Palestinian president Mahmoud Abbas to unveil unity government

The new administration being established under the agreement between Fatah and Hamas will end seven years of rivalry between the West Bank and the Gaza Strip factions.
Palestinian Hamas leader Khaled Mashaal, left, and Palestinian president Mahmoud Abbas during their meeting in Cairo. Office of Khaled Meshaal / AP Photo
Palestinian Hamas leader Khaled Mashaal, left, and Palestinian president Mahmoud Abbas during their meeting in Cairo. Office of Khaled Meshaal / AP Photo

GAZA CITY // Palestinian president Mahmoud Abbas is to unveil a unity government by on Thursday, ending seven years of rival administrations in the West Bank and Gaza Strip, an official said.

“We have finished consultations on the national consensus government,” Azzam Al Ahmed, an envoy from Abbas’s Fatah movement, said on Tuesday after talks in Gaza with its Hamas rulers.

“The announcement will come from the president in the next two days.”

The Palestine Liberation Organisation, which is dominated by Fatah, signed a surprise reconciliation deal with Hamas on April 23, giving the two sides five weeks to draw up an “independent government” of technocrats headed by Mr Abbas.

Prime minister Rami Hamdallah of the West Bank-based Palestinian Authority is to head the new government, an official said on Thursday.

Hamas, which has its own Gaza prime minister, Ismail Haniya, saying it had “no objection” to the decision.

Agreement on a unity government would pave the way for long-delayed presidential and parliamentary elections.

Hamas won a landslide victory in the last parliamentary polls, in 2006.

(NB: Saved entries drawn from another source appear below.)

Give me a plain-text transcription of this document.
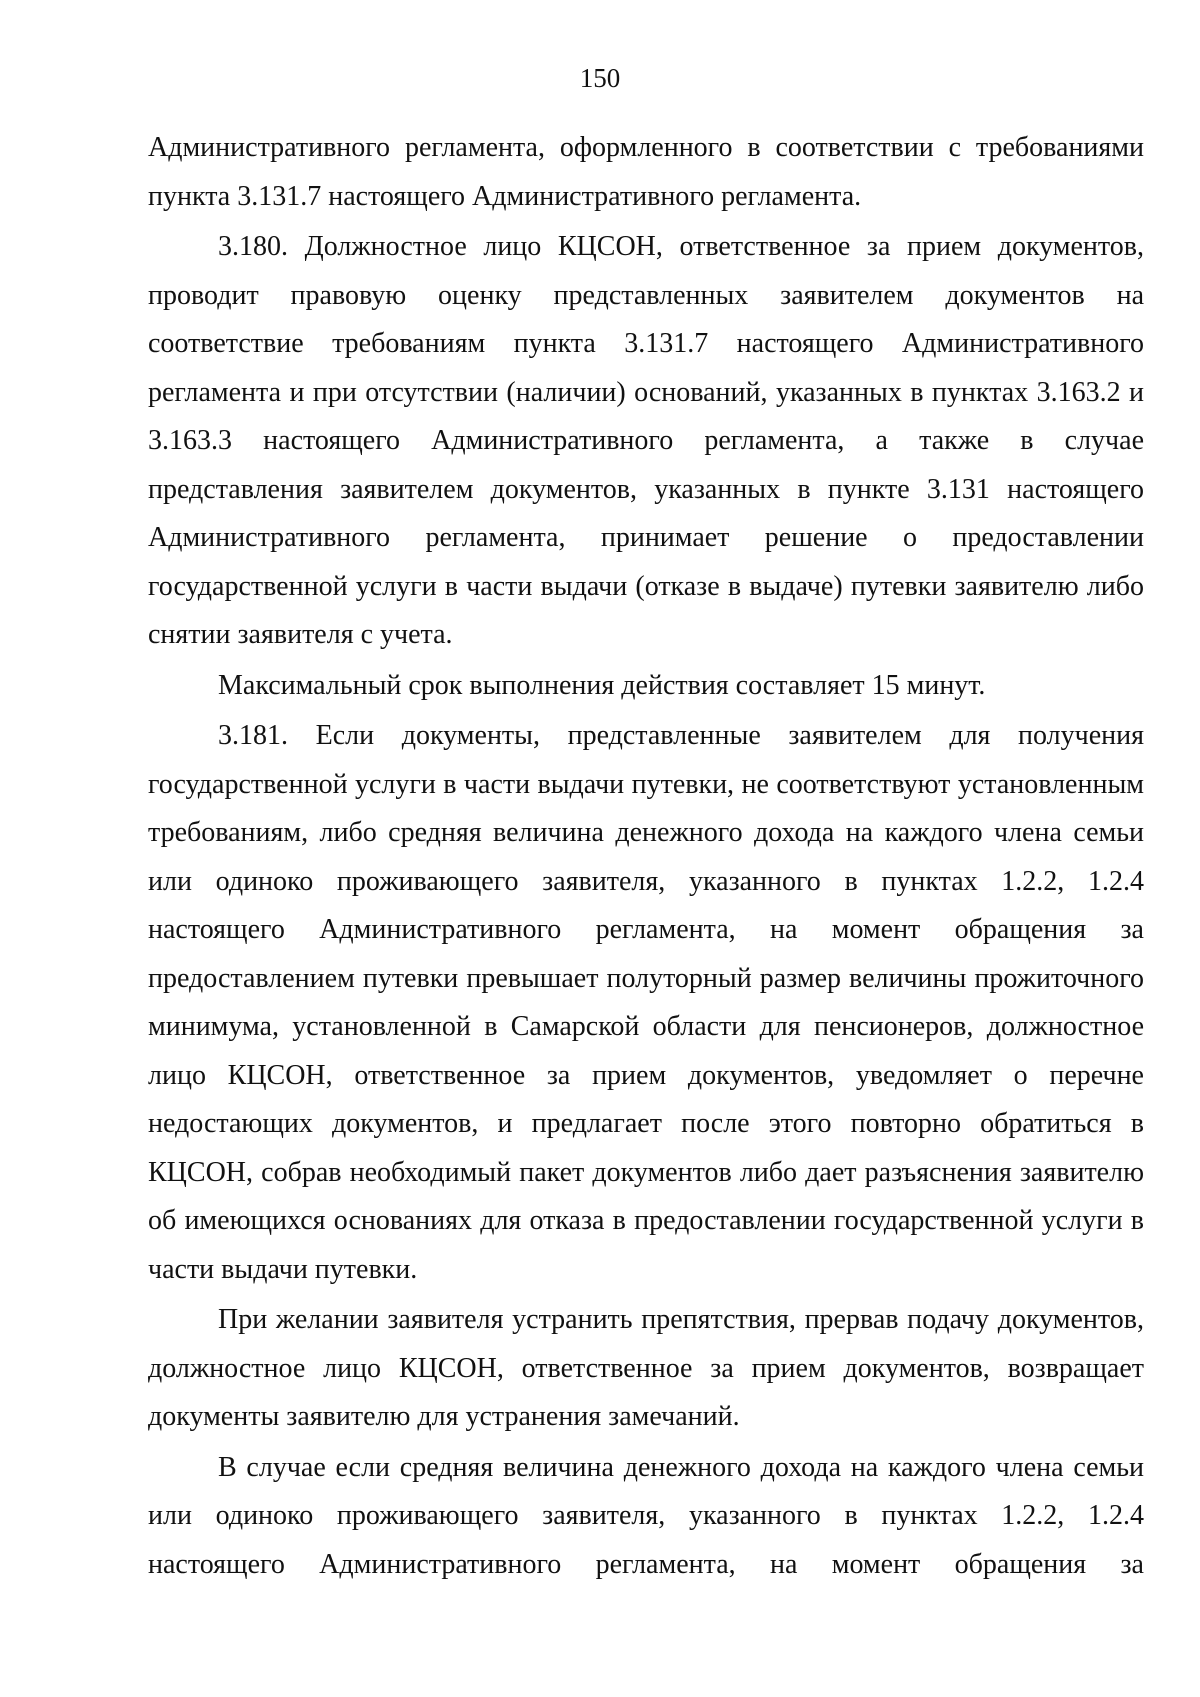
150

Административного регламента, оформленного в соответствии с требованиями пункта 3.131.7 настоящего Административного регламента.

3.180. Должностное лицо КЦСОН, ответственное за прием документов, проводит правовую оценку представленных заявителем документов на соответствие требованиям пункта 3.131.7 настоящего Административного регламента и при отсутствии (наличии) оснований, указанных в пунктах 3.163.2 и 3.163.3 настоящего Административного регламента, а также в случае представления заявителем документов, указанных в пункте 3.131 настоящего Административного регламента, принимает решение о предоставлении государственной услуги в части выдачи (отказе в выдаче) путевки заявителю либо снятии заявителя с учета.

Максимальный срок выполнения действия составляет 15 минут.

3.181. Если документы, представленные заявителем для получения государственной услуги в части выдачи путевки, не соответствуют установленным требованиям, либо средняя величина денежного дохода на каждого члена семьи или одиноко проживающего заявителя, указанного в пунктах 1.2.2, 1.2.4 настоящего Административного регламента, на момент обращения за предоставлением путевки превышает полуторный размер величины прожиточного минимума, установленной в Самарской области для пенсионеров, должностное лицо КЦСОН, ответственное за прием документов, уведомляет о перечне недостающих документов, и предлагает после этого повторно обратиться в КЦСОН, собрав необходимый пакет документов либо дает разъяснения заявителю об имеющихся основаниях для отказа в предоставлении государственной услуги в части выдачи путевки.

При желании заявителя устранить препятствия, прервав подачу документов, должностное лицо КЦСОН, ответственное за прием документов, возвращает документы заявителю для устранения замечаний.

В случае если средняя величина денежного дохода на каждого члена семьи или одиноко проживающего заявителя, указанного в пунктах 1.2.2, 1.2.4 настоящего Административного регламента, на момент обращения за
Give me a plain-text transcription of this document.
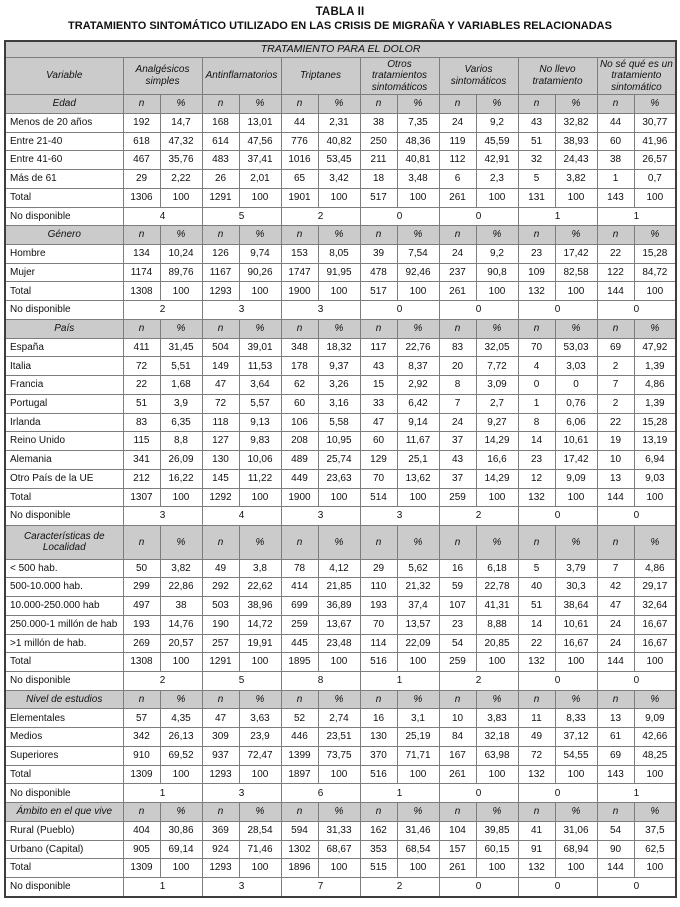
TABLA II
TRATAMIENTO SINTOMÁTICO UTILIZADO EN LAS CRISIS DE MIGRAÑA Y VARIABLES RELACIONADAS
TRATAMIENTO PARA EL DOLOR														
Variable	Analgésicos simples		Antinflamatorios		Triptanes		Otros tratamientos sintomáticos		Varios sintomáticos		No llevo tratamiento		No sé qué es un tratamiento sintomático	
Edad	n	%	n	%	n	%	n	%	n	%	n	%	n	%
Menos de 20 años	192	14,7	168	13,01	44	2,31	38	7,35	24	9,2	43	32,82	44	30,77
Entre 21-40	618	47,32	614	47,56	776	40,82	250	48,36	119	45,59	51	38,93	60	41,96
Entre 41-60	467	35,76	483	37,41	1016	53,45	211	40,81	112	42,91	32	24,43	38	26,57
Más de 61	29	2,22	26	2,01	65	3,42	18	3,48	6	2,3	5	3,82	1	0,7
Total	1306	100	1291	100	1901	100	517	100	261	100	131	100	143	100
No disponible	4		5		2		0		0		1		1	
Género	n	%	n	%	n	%	n	%	n	%	n	%	n	%
Hombre	134	10,24	126	9,74	153	8,05	39	7,54	24	9,2	23	17,42	22	15,28
Mujer	1174	89,76	1167	90,26	1747	91,95	478	92,46	237	90,8	109	82,58	122	84,72
Total	1308	100	1293	100	1900	100	517	100	261	100	132	100	144	100
No disponible	2		3		3		0		0		0		0	
País	n	%	n	%	n	%	n	%	n	%	n	%	n	%
España	411	31,45	504	39,01	348	18,32	117	22,76	83	32,05	70	53,03	69	47,92
Italia	72	5,51	149	11,53	178	9,37	43	8,37	20	7,72	4	3,03	2	1,39
Francia	22	1,68	47	3,64	62	3,26	15	2,92	8	3,09	0	0	7	4,86
Portugal	51	3,9	72	5,57	60	3,16	33	6,42	7	2,7	1	0,76	2	1,39
Irlanda	83	6,35	118	9,13	106	5,58	47	9,14	24	9,27	8	6,06	22	15,28
Reino Unido	115	8,8	127	9,83	208	10,95	60	11,67	37	14,29	14	10,61	19	13,19
Alemania	341	26,09	130	10,06	489	25,74	129	25,1	43	16,6	23	17,42	10	6,94
Otro País de la UE	212	16,22	145	11,22	449	23,63	70	13,62	37	14,29	12	9,09	13	9,03
Total	1307	100	1292	100	1900	100	514	100	259	100	132	100	144	100
No disponible	3		4		3		3		2		0		0	
Características de Localidad	n	%	n	%	n	%	n	%	n	%	n	%	n	%
< 500 hab.	50	3,82	49	3,8	78	4,12	29	5,62	16	6,18	5	3,79	7	4,86
500-10.000 hab.	299	22,86	292	22,62	414	21,85	110	21,32	59	22,78	40	30,3	42	29,17
10.000-250.000 hab	497	38	503	38,96	699	36,89	193	37,4	107	41,31	51	38,64	47	32,64
250.000-1 millón de hab	193	14,76	190	14,72	259	13,67	70	13,57	23	8,88	14	10,61	24	16,67
>1 millón de hab.	269	20,57	257	19,91	445	23,48	114	22,09	54	20,85	22	16,67	24	16,67
Total	1308	100	1291	100	1895	100	516	100	259	100	132	100	144	100
No disponible	2		5		8		1		2		0		0	
Nivel de estudios	n	%	n	%	n	%	n	%	n	%	n	%	n	%
Elementales	57	4,35	47	3,63	52	2,74	16	3,1	10	3,83	11	8,33	13	9,09
Medios	342	26,13	309	23,9	446	23,51	130	25,19	84	32,18	49	37,12	61	42,66
Superiores	910	69,52	937	72,47	1399	73,75	370	71,71	167	63,98	72	54,55	69	48,25
Total	1309	100	1293	100	1897	100	516	100	261	100	132	100	143	100
No disponible	1		3		6		1		0		0		1	
Ámbito en el que vive	n	%	n	%	n	%	n	%	n	%	n	%	n	%
Rural (Pueblo)	404	30,86	369	28,54	594	31,33	162	31,46	104	39,85	41	31,06	54	37,5
Urbano (Capital)	905	69,14	924	71,46	1302	68,67	353	68,54	157	60,15	91	68,94	90	62,5
Total	1309	100	1293	100	1896	100	515	100	261	100	132	100	144	100
No disponible	1		3		7		2		0		0		0	
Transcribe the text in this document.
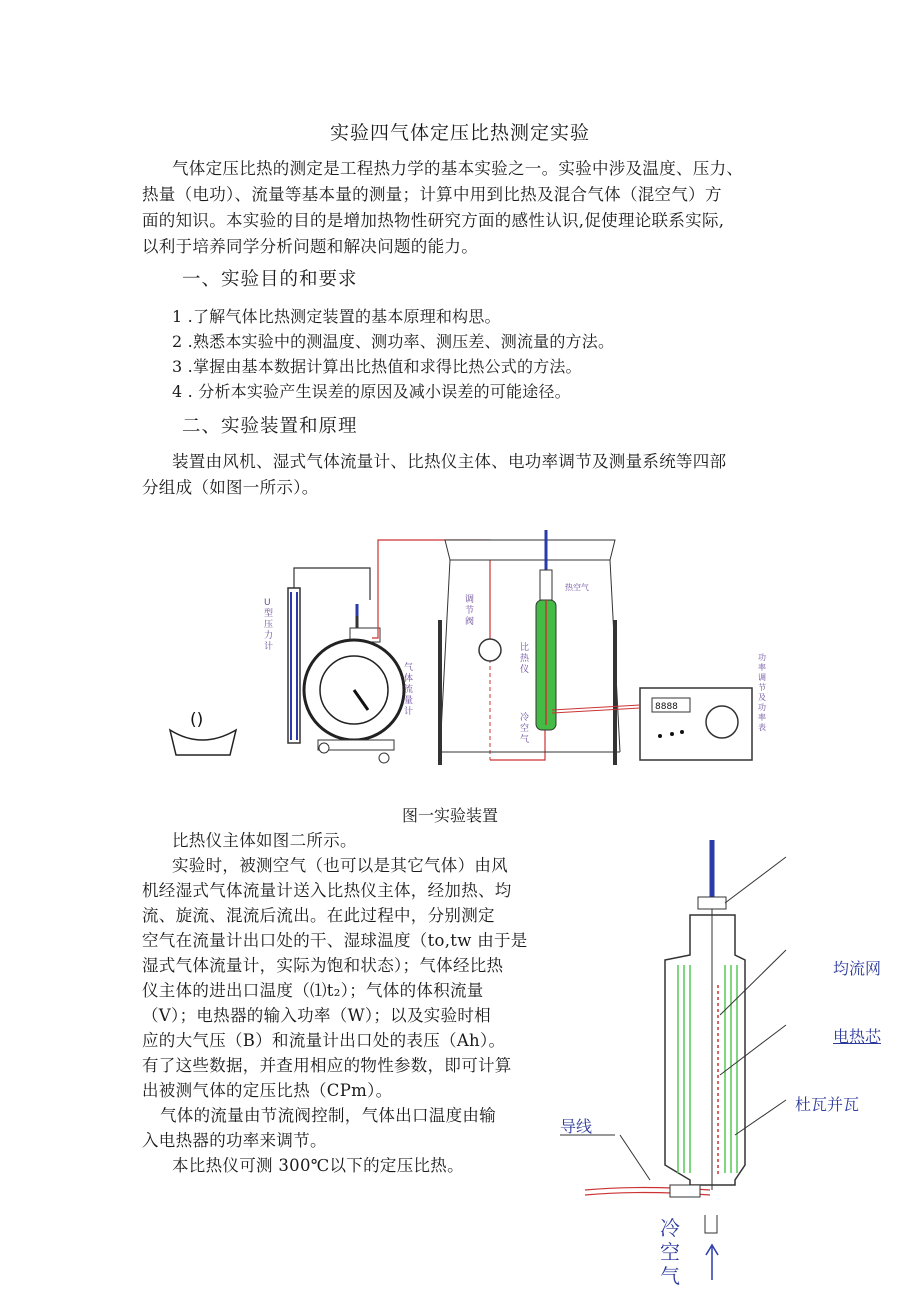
实验四气体定压比热测定实验
气体定压比热的测定是工程热力学的基本实验之一。实验中涉及温度、压力、
热量（电功）、流量等基本量的测量；计算中用到比热及混合气体（混空气）方
面的知识。本实验的目的是增加热物性研究方面的感性认识,促使理论联系实际,
以利于培养同学分析问题和解决问题的能力。
一、实验目的和要求
1 .了解气体比热测定装置的基本原理和构思。
2 .熟悉本实验中的测温度、测功率、测压差、测流量的方法。
3 .掌握由基本数据计算出比热值和求得比热公式的方法。
4 . 分析本实验产生误差的原因及减小误差的可能途径。
二、实验装置和原理
装置由风机、湿式气体流量计、比热仪主体、电功率调节及测量系统等四部
分组成（如图一所示）。
()
U 型压力计
气体流量计
调节阀
热空气
比热仪
冷空气
8888
功率调节及功率表
图一实验装置
比热仪主体如图二所示。
实验时，被测空气（也可以是其它气体）由风
机经湿式气体流量计送入比热仪主体，经加热、均
流、旋流、混流后流出。在此过程中，分别测定
空气在流量计出口处的干、湿球温度（to,tw 由于是
湿式气体流量计，实际为饱和状态）；气体经比热
仪主体的进出口温度（⑴t₂）；气体的体积流量
（V）；电热器的输入功率（W）；以及实验时相
应的大气压（B）和流量计出口处的表压（Ah）。
有了这些数据，并查用相应的物性参数，即可计算
出被测气体的定压比热（CPm）。
气体的流量由节流阀控制，气体出口温度由输
入电热器的功率来调节。
本比热仪可测 300℃以下的定压比热。
冷空气
均流网
电热芯
杜瓦并瓦
导线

But the European Union and the United States have refused to have any dealings with the Islamist movement until it renounces violence and recognises Israel and past peace deals.

Representatives of the rival factions have held several rounds of talks to heal the bad blood since Hamas expelled Fatah from Gaza in deadly clashes in 2007.

The two sides signed reconciliation deals in Cairo in 2011 and Doha in 2012, but neither accord was implemented.

Hamas enjoyed Egypt’s support under president Mohammed Morsi of the Muslim Brotherhood, but has been under unprecedented pressure from Cairo since the army removed Mr Morsi in July and squeezed the besieged Strip, closing the Rafah border crossing and destroying tunnels used to bring in crucial supplies.

“Contacts are ongoing with Egypt over the Rafah crossing, and there will be steps to review this after the government is formed,” Mr Al Ahmed said.

Gaza suffered its worst fuel crisis ever after Egypt destroyed the tunnels last year. At the same time, rights groups warn that residents cannot get proper access to medical care given restrictions on movement through both Rafah and Erez, the Israeli-controlled personnel crossing in the north of the Strip.

The reconciliation deal incensed Israel, putting the final nail in the coffin of US-brokered peace talks between the Jewish state and Mr Abbas’s West Bank-based leadership.

Washington has insisted that any Palestinian government must commit “unambiguously” to the principles of non-violence and to the existence of Israel, referring to Hamas’s refusal to recognise Israel and advocating an armed struggle against it.